Una vez pasadas las fiestas de navidad, procede hacer un balance de la situación. Más que nada, para ver cómo paliamos los efectos de tantos días de excesos.
En el apartado físico, el resultado del estudio es desolador y los daños colaterales, importantes: No sólo nos hemos gastado buena parte de la paga extra en comidas más o menos exóticas, sino que, además del dispendio, hemos engordado un par de kilos y hemos perdido esa precaria forma física que nos acompañó todo el otoño, por lo que, por un lado, procede empezar una dieta tan severa y efímera como la del año pasado.

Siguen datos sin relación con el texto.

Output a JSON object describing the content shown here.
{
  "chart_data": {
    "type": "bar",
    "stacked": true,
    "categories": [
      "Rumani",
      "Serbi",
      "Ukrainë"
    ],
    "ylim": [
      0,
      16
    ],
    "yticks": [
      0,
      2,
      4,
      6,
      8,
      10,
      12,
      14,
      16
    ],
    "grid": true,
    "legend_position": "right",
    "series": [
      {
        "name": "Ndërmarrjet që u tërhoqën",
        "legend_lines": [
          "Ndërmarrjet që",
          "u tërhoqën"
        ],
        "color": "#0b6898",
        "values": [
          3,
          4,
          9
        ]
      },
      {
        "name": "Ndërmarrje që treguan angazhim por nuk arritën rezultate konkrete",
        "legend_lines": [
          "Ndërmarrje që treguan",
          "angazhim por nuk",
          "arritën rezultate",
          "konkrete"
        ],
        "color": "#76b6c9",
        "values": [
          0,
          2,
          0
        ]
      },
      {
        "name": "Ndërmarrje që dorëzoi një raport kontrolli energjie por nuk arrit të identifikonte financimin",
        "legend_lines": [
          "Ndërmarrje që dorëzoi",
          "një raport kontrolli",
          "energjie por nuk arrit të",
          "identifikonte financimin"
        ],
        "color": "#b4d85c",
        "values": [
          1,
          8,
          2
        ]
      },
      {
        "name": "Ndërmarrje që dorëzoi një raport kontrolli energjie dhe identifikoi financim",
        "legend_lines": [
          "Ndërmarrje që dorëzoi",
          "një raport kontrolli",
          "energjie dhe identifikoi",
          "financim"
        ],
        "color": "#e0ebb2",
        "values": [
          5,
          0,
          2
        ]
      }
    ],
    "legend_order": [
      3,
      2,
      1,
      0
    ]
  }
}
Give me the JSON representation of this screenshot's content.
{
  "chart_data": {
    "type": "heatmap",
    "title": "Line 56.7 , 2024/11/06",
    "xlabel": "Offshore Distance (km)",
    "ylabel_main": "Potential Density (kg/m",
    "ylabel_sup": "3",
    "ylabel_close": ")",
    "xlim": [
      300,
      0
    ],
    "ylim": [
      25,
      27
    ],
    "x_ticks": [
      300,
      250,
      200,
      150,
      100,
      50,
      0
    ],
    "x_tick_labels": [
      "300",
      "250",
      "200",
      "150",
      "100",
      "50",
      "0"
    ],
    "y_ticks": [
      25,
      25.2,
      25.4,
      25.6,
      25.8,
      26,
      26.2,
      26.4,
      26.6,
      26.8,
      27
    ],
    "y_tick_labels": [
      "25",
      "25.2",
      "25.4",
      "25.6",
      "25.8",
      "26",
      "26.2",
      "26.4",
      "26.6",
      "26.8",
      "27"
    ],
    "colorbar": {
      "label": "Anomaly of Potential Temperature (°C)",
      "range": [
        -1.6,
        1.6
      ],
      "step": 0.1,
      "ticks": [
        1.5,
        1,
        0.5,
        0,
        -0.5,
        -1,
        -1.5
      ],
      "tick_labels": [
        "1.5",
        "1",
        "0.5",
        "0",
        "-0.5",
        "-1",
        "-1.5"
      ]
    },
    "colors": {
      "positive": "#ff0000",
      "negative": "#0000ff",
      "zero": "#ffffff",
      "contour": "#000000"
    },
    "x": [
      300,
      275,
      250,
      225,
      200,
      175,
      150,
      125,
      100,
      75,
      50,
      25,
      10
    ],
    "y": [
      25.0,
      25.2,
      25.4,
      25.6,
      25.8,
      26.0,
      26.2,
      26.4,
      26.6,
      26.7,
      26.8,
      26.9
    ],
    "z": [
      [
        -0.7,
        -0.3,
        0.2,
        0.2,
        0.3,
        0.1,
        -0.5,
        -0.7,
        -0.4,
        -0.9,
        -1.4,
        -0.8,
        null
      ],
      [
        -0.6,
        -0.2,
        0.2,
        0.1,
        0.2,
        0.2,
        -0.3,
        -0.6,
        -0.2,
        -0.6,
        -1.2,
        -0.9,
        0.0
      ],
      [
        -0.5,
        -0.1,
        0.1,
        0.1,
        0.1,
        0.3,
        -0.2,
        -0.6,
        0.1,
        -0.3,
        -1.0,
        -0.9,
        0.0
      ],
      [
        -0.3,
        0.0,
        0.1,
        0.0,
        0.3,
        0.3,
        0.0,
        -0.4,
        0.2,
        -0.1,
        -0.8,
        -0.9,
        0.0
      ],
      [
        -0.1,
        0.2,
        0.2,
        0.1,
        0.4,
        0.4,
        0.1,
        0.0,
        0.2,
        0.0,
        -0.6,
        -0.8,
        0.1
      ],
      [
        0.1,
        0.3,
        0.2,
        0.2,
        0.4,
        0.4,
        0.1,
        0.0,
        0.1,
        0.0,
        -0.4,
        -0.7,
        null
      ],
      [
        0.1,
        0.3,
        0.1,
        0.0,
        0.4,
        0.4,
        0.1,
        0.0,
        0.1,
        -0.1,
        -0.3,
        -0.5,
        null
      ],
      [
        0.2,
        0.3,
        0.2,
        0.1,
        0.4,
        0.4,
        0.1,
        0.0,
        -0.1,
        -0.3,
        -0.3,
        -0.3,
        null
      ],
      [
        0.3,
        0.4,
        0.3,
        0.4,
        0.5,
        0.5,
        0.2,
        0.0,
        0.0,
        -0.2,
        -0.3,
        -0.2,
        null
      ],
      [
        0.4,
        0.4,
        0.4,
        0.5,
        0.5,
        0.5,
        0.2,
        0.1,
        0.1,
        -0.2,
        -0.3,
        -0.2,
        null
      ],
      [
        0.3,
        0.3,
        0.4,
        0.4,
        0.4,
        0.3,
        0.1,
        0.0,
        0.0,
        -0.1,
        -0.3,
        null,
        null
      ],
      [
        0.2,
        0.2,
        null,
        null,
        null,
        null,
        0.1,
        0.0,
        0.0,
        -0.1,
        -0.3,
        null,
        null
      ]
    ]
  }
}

Por el otro, hay que andar diez kilómetros todos los días, sin ningún tipo de excusa. A ver si levanta esta puñetera niebla y templa un poco, que hace un frío que pela.
Queda por resolver el asunto de los dulces sobrantes, que no apetecen a nadie, no sólo por el aporte calórico, sino porque ese turrón se está poniendo algo pringoso y los roscos de vino no me han gustado nunca. Con toda seguridad, dentro de unos días, cuando alguien observe que siguen estando en el mismo sitio, se irán al cubo de la basura. Como el año pasado.
En la parte emocional la cosa va mejor, aunque hay algún elemento perturbador. Porque también en estas fiestas cometemos excesos emocionales.
Vamos a ver: ¿Por qué le tengo que desear un año nuevo colmado de felicidad al vecino, del que sospecho que me roba la wifi cada vez que me descuido, y que cuando coincidimos en el ascensor no es capaz de mirarme a la cara –será el sentimiento de culpa– y se pasa el viaje mirando para el techo, como un pasmarote; o al policía municipal que me puso una multa la semana pasada por cinco minutos que dejé el coche en zona de carga y descarga, ¡Cinco jodidos minutos!; o al jefe, que me putea todo el año, que me escatima un euro siempre que puede y que cree que todo queda olvidado con una cena de empresa, en la que invita a unas fuentes de langostinos congelados y a una paletilla de cordero australiano?
Menos mal que, algunas veces, vienen los hijos, con los nietos, que hace un mes que no vemos.
¡Qué placer y qué relajo da ver a los últimos jugando al fútbol en el pasillo con esa expresión compungida que ponen cuando rompen esa figura que nos gustaba tanto….!
Y sus caritas felices con sus consolas, tablets, muñecas y demás juguetes repartidos por el sofá y la alfombra y con los envoltorios por todas partes…
Hoy no toca hablar de otros muchos niños, con el mismo derecho a ser felices que los anteriores pero que no tienen esa sonrisa luminosa Y no la tendrán, porque pertenecen a ese grupo –desgraciadamente, cada vez más numeroso– de familias que han traspasado el umbral de la pobreza, en las que no hay ningún tipo de ingreso, que sobreviven casi de milagro y que, a pesar de las palabras del Mariano Rajoy de turno, no ven la luz al final del túnel, sino una oscuridad cada vez más agobiante.
Definitivamente, no me gustan las Navidades.